Snow Angel melihat senyum kebahagiaan di wajah Nanny yang sudah tua itu melalui kaca di depannya. Ia tahu kini Nanny sedang tenggelam dalam pikirannya dan mengenang masa lalu.

“Engkau benar Nanny, waktu cepat berlalu. Tanpa terasa sudah delapan tahun kami tak berjumpa, sejak Vladimer harus berangkat ke Eton untuk menempuh pendidikan di sana, hingga hari ini dan juga tanpa terasa sudah empat tahun berlalu sejak kejadian tragis itu. Jenny… Jenny … kasihan engkau. Entah bagaimana kabarmu kini juga Charlemagne, ia berada di mana kini? Tentu ia sudah besar sekarang. Kuharap mereka baik-baik saja,” kata Snow Angel dalam hati.

Melalui kaca di depannya, Snow Angel melihat rambutnya yang hampir selesai ditata Nanny. Oleh Nanny, rambutnya itu diikat jadi satu tinggi-tinggi dengan pita biru cerah yang tampak serasi dengan rambut pirangnya itu. Setelah itu Nanny membuat rambutnya yang terurai menjadi gelungan spiral-spiral yang panjang dan kecil-kecil.

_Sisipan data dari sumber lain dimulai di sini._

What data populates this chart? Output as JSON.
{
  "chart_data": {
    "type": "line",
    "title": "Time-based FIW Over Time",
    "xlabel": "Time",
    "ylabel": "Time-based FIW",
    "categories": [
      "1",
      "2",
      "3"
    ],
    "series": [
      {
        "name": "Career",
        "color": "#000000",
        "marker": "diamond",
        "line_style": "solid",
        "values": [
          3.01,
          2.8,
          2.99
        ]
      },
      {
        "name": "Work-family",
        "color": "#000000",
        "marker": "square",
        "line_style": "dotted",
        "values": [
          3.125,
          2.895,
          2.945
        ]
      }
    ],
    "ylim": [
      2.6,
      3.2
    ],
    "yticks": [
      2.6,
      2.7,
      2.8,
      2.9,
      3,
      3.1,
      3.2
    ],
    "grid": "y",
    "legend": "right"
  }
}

Nanny mengamati bayangan wajah Snow Angel di cermin beberapa saat setelah ia selesai menatanya.

“Anda sudah siap kini, Tuan Puteri,” kata Nanny dengan nada puas.

“Terima kasih, Nanny.”

“Tiap kali saya memandang Anda, saya selalu merasa bahwa Anda semakin cantik, Tuan Puteri. Saya yakin semua orang juga berpendapat demikian.”

“Sudahlah, jangan memuji-mujiku terus menerus, Nanny. Lebih baik Nanny ambil saja bunga yang ada di keranjangku, lalu buanglah. Bunga di jambangan itu sudah kuganti,” kata Snow Angel tersipu-sipu.

Nanny tersenyum melihat Snow Angel. Ia tahu sekali watak anak asuhnya itu. Snow Angel memang sering mendapat pujian-pujian dari orang-orang di sekitarnya, namun ia tak pernah menanggapinya.

Inilah salah satu sebab mengapa ia dipanggil “Snow Angel”. Tetapi Snow Angel selalu tersipu-sipu bila dipuji Nanny.

Menurutnya, pujian Nanny benar-benar tulus dari lubuk hati yang terdalam, tidak seperti orang lain yang selalu berlebih-lebihan dalam memuji dirinya.

Nanny mengambil keranjang yang dimaksudkan Snow Angel kemudian melangkah maju untuk membukakan pintu kamar bagi Snow Angel. Snow Angel meninggalkan kamarnya untuk menuju ruang makan, sewaktu melewati kamar Frederick yang berada di sebelah kanan kamarnya, ia mendengar suara kakak-kakaknya serta Vladimer bercakap-cakap.

“Tak pernah kuduga hanya dalam waktu sekian tahun, kemampuan berkudamu menjadi lebih baik dari kami,” kata Frederick.

“Kurasa tidak juga, mungkin karena kebetulan saja kuda yang kutunggangi lebih baik daripada kuda yang kalian tunggangi,” kata Vladimer merendah.

“Kalau begitu, bila kita berlomba lagi, engkau akan kusuruh menggunakan si tua Blintz saja,” sahut Oscar kesal.

“Bagus juga idemu itu, Oscar. Blintz memang sudah terlalu tua untuk dibawa berlomba dan dengan begitu pasti kita yang akan menang,” kata Frederick diiringi tawa geli.

“Rupanya sekarang kemampuan berkuda Vladimer lebih unggul dari mereka,” kata Snow Angel pada dirinya sendiri sambil menuruni tangga.